「人と比べて生きるのではなく、“自分の中のベスト”を目指す方がいいことに気づいたんです。そのために工夫をすること。人生は才能じゃねえな。工夫次第で人生楽しくなるんだって」

失敗しても話のネタになる「じゃあ、やっちゃえ」

 専門学校を卒業してもこれといった就職先がなく、エクレア工場で激安商品を箱詰めするバイトを始める。望んだ職場ではなく、単純作業だったが、「だからこそ、面白くして自分を盛り上げないと時間の無駄だ」と、トングの使い方から練習した。ある日、自分が詰めたエクレアが並ぶスーパーに行くと、トングの痕が付いているのを見つけた。何とかしたいと思った燃え殻は、トングにビニールテープを巻いたら痕が残らないことを発見。提案したところ工場長に激賞された。

 97年、新しいバイト先で働き始める。テレビ美術制作会社「グレートインターナショナル」(以下、グレート)である。グレートは、番組のテロップやフリップ、小物……業界で言う“消え物”を作る会社だ。燃え殻はバラエティー番組に必要な「悪魔が使うペン」や「信じられないほどデカい分度器」といった難題と日々格闘していた。納期はいつも厳しく、予算も限られるなど理不尽な要求が多い。数年後正社員になるが、ハードな仕事を続けるうちに体が悲鳴をあげ入院。テレビの仕事から離れ、採用の仕事なども担当するようになる。

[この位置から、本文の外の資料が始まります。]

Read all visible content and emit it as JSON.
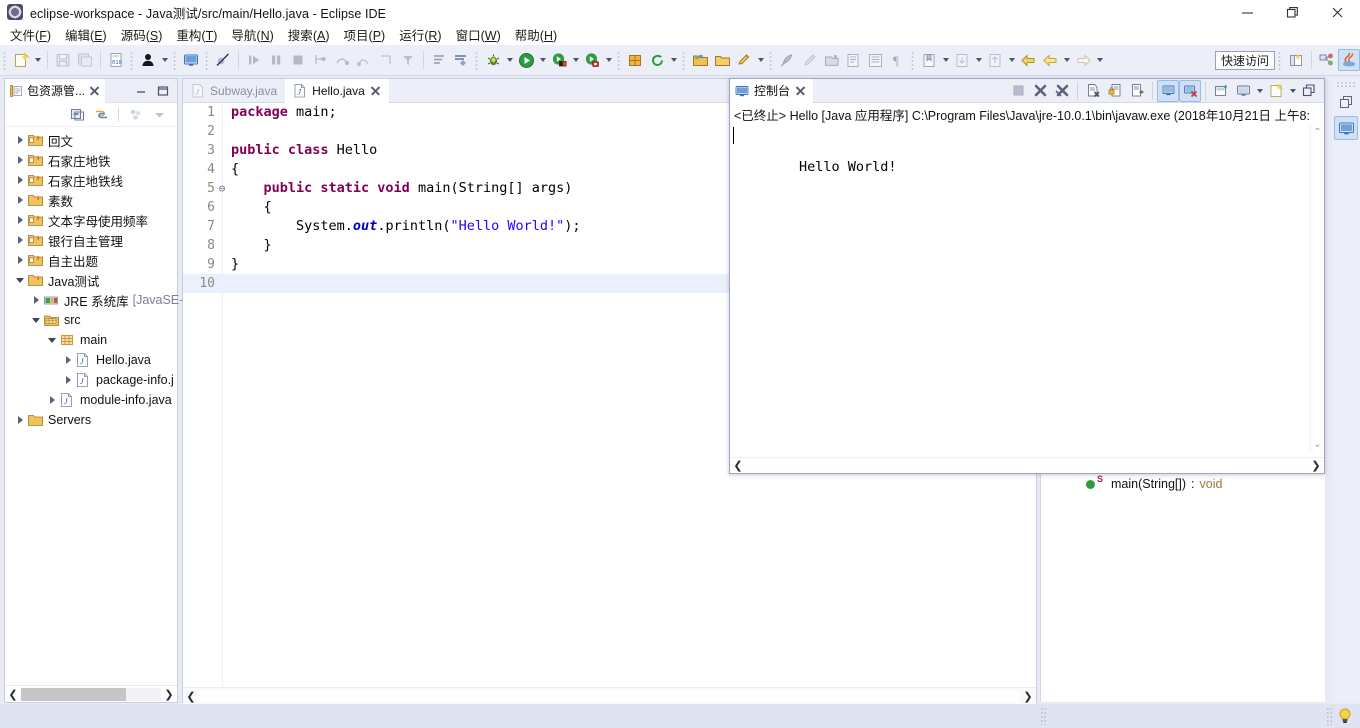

“テレビ以外の新規事業を立ち上げる”と言い出したのは2007年頃のことだ。部下たちは大丈夫かと思った。燃え殻の性格が、人一倍傷つきやすく、落ち込みやすく人見知りだということを知っていたからだ。ただ、こう思ってもいた。

「同じことをやるのがイヤで新しいことを求めるあの人らしい」(部下の関口健太・46)

「見返してやりたい思いが心の奥底にありそうだった」(同・松山雅也・45)

 燃え殻に挑戦の意味を問うと、経営的に放送以外にシフトした方がいいということ。そして自分の個性を出せる仕事への欲求もあったという。